God imbued people with appetites for both sex and food. Harm inevitably follows immoderate self-indulgence in both. Furthermore, loss of all constraint in sex usually impacts the food area too. Which is to say that people who live out their sexual obsessions may lack “enough to eat” meaning that their lack of self-discipline can diminish their ability to accumulate wealth. Food is of course the most basic use for money.
Circumcision is a symbol of God’s rules over even the urgency of sex. We mark that most demanding of organs with a symbol of restraint and self-discipline. Not surprisingly, those with restraint in the sexual area generally possess it in the financial area too.
The intricate details of these fifteen verses in Genesis 41 help us understand a very subtle but very real relationship that God built into the world. In Biblical nomenclature, Egypt is associated with licentiousness.
Our drive for food (money) is inextricably linked to our drive for sex. If we yield entirely to our lower selves in the sexual arena, we’re liable to suffer in the money area. It’s interesting to note that America’s economy seemed like an unstoppable juggernaut until the aftermath of the so-called sexual revolution of the 60s and 70s.

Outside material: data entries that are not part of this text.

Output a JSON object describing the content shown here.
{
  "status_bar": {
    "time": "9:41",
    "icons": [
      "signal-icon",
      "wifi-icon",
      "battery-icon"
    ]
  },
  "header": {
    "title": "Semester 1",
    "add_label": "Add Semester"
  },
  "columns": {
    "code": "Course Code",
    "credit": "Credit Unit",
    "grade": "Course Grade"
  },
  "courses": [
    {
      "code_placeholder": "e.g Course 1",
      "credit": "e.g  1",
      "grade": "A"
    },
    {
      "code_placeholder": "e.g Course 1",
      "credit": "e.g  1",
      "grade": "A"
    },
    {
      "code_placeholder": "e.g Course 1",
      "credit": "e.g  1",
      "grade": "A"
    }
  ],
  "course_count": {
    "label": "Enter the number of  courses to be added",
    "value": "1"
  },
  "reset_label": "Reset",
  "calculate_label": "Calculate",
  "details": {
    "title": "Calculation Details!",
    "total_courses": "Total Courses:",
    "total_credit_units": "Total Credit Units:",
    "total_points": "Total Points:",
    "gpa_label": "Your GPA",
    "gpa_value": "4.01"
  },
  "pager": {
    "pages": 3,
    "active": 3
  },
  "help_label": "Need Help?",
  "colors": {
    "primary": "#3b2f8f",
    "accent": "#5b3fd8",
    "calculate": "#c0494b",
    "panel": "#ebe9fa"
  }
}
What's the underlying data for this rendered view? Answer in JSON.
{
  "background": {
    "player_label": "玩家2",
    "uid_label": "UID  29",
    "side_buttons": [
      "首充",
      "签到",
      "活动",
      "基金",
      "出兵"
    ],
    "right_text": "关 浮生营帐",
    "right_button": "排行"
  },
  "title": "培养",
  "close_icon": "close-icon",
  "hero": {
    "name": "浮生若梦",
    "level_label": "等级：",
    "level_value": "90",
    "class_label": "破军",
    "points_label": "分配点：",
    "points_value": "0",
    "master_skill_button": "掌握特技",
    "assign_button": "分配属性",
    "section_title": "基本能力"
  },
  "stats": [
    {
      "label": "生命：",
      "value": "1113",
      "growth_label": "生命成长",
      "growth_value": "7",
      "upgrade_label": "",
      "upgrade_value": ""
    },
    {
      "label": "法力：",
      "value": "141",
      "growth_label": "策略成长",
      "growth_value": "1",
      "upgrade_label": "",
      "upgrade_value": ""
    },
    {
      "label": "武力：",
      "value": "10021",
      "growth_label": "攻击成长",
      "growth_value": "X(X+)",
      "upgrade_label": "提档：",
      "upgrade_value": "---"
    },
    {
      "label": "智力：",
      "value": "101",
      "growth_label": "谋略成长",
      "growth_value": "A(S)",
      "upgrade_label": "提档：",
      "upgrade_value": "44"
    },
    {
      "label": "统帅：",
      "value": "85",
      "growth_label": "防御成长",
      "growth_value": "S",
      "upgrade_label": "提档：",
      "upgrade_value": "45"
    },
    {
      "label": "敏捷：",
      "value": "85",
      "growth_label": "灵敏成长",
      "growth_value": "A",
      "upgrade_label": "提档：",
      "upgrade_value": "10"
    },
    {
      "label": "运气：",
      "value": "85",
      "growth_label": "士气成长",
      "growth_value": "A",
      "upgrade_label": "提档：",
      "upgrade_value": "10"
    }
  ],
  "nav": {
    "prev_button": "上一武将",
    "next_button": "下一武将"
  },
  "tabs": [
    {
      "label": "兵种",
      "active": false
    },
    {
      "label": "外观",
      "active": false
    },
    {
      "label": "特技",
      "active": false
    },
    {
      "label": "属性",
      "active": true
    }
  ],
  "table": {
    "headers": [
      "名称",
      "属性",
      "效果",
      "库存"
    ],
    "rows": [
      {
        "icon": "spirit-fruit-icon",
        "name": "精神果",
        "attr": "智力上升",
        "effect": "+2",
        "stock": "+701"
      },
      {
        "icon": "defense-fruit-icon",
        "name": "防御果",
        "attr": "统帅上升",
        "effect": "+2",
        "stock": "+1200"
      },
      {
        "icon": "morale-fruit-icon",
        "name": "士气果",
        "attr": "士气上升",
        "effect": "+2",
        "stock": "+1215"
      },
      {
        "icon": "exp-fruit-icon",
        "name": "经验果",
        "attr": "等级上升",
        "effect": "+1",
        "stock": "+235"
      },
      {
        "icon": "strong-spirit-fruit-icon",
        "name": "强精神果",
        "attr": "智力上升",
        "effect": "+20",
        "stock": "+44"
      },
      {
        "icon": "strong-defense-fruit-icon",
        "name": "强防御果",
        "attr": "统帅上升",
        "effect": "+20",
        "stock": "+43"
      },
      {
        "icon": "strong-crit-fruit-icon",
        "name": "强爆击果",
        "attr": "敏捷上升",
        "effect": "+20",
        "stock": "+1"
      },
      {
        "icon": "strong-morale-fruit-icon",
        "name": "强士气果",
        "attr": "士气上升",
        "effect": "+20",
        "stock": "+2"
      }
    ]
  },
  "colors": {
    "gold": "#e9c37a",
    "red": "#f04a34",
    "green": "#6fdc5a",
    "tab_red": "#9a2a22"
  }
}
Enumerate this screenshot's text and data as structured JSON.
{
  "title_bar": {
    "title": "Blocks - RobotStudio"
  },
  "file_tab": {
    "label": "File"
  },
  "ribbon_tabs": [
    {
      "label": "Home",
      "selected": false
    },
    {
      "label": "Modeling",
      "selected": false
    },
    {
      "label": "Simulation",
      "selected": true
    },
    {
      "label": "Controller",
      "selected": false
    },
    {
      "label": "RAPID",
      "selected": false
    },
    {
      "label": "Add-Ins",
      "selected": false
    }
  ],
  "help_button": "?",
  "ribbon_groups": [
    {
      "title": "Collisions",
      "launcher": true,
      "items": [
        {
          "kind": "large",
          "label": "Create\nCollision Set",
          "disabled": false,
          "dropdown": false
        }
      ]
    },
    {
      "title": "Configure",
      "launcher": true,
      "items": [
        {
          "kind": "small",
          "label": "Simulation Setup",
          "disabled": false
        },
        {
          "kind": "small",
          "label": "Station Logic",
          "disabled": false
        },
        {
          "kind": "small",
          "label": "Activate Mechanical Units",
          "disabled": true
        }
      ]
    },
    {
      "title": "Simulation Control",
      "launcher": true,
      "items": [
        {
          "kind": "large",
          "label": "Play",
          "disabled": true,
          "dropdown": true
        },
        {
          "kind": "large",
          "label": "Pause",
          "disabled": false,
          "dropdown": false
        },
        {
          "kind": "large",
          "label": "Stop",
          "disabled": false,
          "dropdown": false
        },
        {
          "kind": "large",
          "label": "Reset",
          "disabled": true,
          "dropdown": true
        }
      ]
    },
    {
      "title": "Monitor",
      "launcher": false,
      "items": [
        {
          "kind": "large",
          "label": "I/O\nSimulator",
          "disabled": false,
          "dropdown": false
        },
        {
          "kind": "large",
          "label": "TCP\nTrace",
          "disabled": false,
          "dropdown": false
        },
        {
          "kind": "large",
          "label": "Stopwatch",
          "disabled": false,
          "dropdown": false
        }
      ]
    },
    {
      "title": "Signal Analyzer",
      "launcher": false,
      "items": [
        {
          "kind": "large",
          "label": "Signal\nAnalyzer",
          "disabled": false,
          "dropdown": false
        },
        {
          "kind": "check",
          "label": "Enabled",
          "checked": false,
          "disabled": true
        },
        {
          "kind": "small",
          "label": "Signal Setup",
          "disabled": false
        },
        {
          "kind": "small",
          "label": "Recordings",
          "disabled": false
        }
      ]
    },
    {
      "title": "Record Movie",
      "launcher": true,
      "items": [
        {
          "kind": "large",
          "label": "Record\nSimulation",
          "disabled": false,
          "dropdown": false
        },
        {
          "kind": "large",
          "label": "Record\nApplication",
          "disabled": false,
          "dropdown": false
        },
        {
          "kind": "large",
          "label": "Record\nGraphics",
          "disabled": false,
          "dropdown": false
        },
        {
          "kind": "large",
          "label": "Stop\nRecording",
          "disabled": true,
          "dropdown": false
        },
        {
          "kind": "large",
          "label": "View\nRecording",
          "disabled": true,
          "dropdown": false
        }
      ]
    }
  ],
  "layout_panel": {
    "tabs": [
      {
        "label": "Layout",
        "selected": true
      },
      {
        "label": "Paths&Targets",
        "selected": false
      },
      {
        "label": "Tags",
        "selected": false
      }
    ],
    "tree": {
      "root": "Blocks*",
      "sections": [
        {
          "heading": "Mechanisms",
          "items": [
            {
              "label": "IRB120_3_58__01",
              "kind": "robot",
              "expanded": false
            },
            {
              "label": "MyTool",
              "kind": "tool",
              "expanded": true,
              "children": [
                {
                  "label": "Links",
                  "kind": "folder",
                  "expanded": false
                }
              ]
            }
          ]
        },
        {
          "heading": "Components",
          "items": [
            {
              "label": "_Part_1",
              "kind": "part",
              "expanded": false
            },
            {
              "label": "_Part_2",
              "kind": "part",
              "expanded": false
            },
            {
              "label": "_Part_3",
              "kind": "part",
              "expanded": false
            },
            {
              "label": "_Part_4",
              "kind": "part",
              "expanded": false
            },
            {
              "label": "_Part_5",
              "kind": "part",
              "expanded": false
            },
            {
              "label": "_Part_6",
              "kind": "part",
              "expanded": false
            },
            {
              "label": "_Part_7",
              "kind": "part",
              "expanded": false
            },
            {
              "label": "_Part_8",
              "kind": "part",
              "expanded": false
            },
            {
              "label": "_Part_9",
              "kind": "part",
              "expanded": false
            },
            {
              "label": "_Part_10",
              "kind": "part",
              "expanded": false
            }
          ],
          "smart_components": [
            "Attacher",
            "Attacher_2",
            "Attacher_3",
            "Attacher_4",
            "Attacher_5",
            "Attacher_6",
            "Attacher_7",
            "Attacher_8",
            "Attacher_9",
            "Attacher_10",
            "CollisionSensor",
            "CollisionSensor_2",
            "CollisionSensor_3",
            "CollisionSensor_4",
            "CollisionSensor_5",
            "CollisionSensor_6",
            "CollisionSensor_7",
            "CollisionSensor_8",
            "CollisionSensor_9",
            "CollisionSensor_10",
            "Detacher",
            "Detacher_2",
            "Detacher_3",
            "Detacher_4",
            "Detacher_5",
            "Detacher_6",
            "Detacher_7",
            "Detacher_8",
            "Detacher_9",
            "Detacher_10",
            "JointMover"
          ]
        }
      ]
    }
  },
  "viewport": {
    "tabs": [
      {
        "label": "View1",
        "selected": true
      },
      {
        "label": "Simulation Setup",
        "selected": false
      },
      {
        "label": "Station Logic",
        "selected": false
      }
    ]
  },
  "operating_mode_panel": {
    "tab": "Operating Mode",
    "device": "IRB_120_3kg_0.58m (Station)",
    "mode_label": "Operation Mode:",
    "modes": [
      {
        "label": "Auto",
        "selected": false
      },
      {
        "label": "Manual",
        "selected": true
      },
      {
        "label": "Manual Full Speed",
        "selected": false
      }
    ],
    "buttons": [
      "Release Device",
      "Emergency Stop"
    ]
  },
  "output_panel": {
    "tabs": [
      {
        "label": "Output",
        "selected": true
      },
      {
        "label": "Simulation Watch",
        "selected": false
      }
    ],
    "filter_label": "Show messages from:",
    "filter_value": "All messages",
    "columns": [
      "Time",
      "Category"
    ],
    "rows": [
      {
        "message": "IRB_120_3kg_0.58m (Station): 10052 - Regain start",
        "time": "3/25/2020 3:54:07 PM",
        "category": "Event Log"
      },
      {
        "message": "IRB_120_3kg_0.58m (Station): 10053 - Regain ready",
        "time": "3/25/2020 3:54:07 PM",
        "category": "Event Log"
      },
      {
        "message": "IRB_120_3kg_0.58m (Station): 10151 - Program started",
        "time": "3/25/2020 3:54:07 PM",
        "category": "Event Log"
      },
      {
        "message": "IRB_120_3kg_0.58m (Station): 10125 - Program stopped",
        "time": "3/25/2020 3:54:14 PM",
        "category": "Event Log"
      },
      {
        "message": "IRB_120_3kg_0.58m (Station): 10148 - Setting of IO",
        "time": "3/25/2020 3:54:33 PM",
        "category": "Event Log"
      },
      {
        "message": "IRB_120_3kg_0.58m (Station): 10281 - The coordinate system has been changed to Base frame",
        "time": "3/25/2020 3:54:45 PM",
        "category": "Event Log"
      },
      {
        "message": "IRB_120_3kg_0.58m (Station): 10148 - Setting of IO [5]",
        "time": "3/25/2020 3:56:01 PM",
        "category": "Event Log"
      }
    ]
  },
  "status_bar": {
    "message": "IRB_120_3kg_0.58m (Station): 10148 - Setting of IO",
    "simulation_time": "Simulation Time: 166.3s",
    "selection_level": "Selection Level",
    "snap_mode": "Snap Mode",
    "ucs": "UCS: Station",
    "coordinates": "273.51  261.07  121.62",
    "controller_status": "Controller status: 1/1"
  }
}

The deterioration in America’s economic power in the world that began in about 1979 was at least partially due to increasing numbers of people wanting more and more in exchange for less and less. This is exactly the economic consequences one might expect to see coming to a population ever more of which desires more sex and less commitment.
Commitment means marriage and nobody is surprised by government statistics showing that among families headed by two married parents just 7.5% live in poverty while in families headed by a single parent the poverty level jumps to 33.9%.
Thus, we discover two mistakes that can hurt the ability to earn money. One is that there is no good way to go over your boss’s head to his boss. The second is that life’s different areas are sometimes unexpectedly linked.